Non-Native Weed Threatens Northwest Clams
Japanese eelgrass has a devastating impact on yields
June 28, 2011
Japanese eelgrass smothering Willapa Bay clam beds in Sept. 2010.
The usual story of invasive species goes something like this: an exotic plant or critter hitches a ride on some incoming cargo, alarm bells go off and an eradication campaign starts.
But now, Japanese eelgrass, a non-native seaweed showing up along America’s West Coast, breaks that mold.
Willapa Bay produces more shellfish for American tables than any other inlet on the West Coast. Brian Sheldon's family has been growing clams and oysters on the tide flats here for three generations.
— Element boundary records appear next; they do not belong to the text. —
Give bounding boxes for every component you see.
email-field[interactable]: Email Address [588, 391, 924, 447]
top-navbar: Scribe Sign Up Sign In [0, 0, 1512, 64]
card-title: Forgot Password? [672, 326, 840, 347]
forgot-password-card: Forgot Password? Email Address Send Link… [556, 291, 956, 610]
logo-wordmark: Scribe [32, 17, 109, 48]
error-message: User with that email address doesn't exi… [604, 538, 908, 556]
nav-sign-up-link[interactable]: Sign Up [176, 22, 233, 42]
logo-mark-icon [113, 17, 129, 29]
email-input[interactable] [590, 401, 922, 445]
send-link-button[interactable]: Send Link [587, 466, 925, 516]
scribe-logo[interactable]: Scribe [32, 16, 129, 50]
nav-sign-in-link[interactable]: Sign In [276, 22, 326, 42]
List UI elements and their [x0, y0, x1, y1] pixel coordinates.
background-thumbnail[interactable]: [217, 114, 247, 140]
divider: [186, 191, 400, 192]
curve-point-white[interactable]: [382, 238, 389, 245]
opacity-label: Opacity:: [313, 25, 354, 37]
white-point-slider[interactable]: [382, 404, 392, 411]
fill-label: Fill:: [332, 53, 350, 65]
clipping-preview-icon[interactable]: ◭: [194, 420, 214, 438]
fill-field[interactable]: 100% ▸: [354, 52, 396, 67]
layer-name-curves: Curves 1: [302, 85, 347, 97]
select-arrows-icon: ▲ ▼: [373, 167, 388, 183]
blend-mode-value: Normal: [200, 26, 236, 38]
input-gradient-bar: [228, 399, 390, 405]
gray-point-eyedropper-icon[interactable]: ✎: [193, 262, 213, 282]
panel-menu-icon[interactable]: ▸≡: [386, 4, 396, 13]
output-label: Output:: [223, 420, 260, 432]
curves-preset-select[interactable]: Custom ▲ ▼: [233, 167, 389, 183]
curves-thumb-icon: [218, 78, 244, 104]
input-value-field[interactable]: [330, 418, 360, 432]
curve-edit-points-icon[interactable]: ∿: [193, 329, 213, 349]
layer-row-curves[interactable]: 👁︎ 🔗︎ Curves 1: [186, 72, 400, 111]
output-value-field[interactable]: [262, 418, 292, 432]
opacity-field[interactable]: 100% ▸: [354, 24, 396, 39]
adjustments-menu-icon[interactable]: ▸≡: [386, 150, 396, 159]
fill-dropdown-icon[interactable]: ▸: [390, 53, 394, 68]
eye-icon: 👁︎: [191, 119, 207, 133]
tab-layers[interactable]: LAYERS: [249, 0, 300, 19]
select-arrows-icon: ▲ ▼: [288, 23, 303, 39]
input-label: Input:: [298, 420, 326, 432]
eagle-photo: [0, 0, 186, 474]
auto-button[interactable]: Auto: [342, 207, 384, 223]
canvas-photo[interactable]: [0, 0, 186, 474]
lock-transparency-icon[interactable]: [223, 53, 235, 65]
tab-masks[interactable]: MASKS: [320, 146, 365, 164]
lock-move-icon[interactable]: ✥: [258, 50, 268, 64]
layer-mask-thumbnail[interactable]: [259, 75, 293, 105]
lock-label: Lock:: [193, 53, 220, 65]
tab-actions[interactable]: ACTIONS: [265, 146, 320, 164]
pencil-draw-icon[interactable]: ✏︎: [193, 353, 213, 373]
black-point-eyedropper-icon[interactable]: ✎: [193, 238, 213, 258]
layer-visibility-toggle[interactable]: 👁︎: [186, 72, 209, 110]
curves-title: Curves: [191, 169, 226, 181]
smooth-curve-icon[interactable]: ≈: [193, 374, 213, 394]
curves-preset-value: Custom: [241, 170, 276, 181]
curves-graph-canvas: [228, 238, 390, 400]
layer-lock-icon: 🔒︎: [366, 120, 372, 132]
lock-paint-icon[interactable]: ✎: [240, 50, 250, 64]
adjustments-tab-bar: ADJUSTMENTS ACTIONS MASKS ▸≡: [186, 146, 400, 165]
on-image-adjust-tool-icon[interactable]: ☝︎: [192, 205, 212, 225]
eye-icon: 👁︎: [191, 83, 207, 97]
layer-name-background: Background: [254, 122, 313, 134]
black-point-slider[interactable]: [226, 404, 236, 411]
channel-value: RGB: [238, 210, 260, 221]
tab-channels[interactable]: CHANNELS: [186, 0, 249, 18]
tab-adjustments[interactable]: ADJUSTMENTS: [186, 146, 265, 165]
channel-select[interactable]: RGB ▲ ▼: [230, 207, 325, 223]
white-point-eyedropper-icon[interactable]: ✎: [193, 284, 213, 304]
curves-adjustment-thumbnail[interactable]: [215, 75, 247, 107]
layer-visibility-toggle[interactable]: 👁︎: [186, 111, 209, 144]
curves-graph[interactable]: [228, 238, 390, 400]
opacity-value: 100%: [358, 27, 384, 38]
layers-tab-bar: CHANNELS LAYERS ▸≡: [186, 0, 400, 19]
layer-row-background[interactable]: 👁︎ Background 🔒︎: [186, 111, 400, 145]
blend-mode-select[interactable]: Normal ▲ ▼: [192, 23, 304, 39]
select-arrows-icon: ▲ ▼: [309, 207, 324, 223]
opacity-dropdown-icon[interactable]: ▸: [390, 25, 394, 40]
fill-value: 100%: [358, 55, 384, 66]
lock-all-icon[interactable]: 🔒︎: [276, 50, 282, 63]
"These little holes here are all clams. I call this my college fund bed," he says. "I tell my kids, you go out and work that bed, because that's how you're going to college."
But, Sheldon jokes, the way things are going that's shaping up to be an inexpensive state school rather than a plush private college.
Northern Oyster Co. owner Brain Sheldon says his business has been devastated by Japanese eelgrass.
His clam beds should be bare sand but Sheldon's acreage is being overrun by a green sea grass that really belongs on the other side of the Pacific.
"In the summer, this piece of ground here will be completely covered with grass," he says. "It kinds of sits in there and holds the heat in there in the bed and it makes the clams watery and weaker."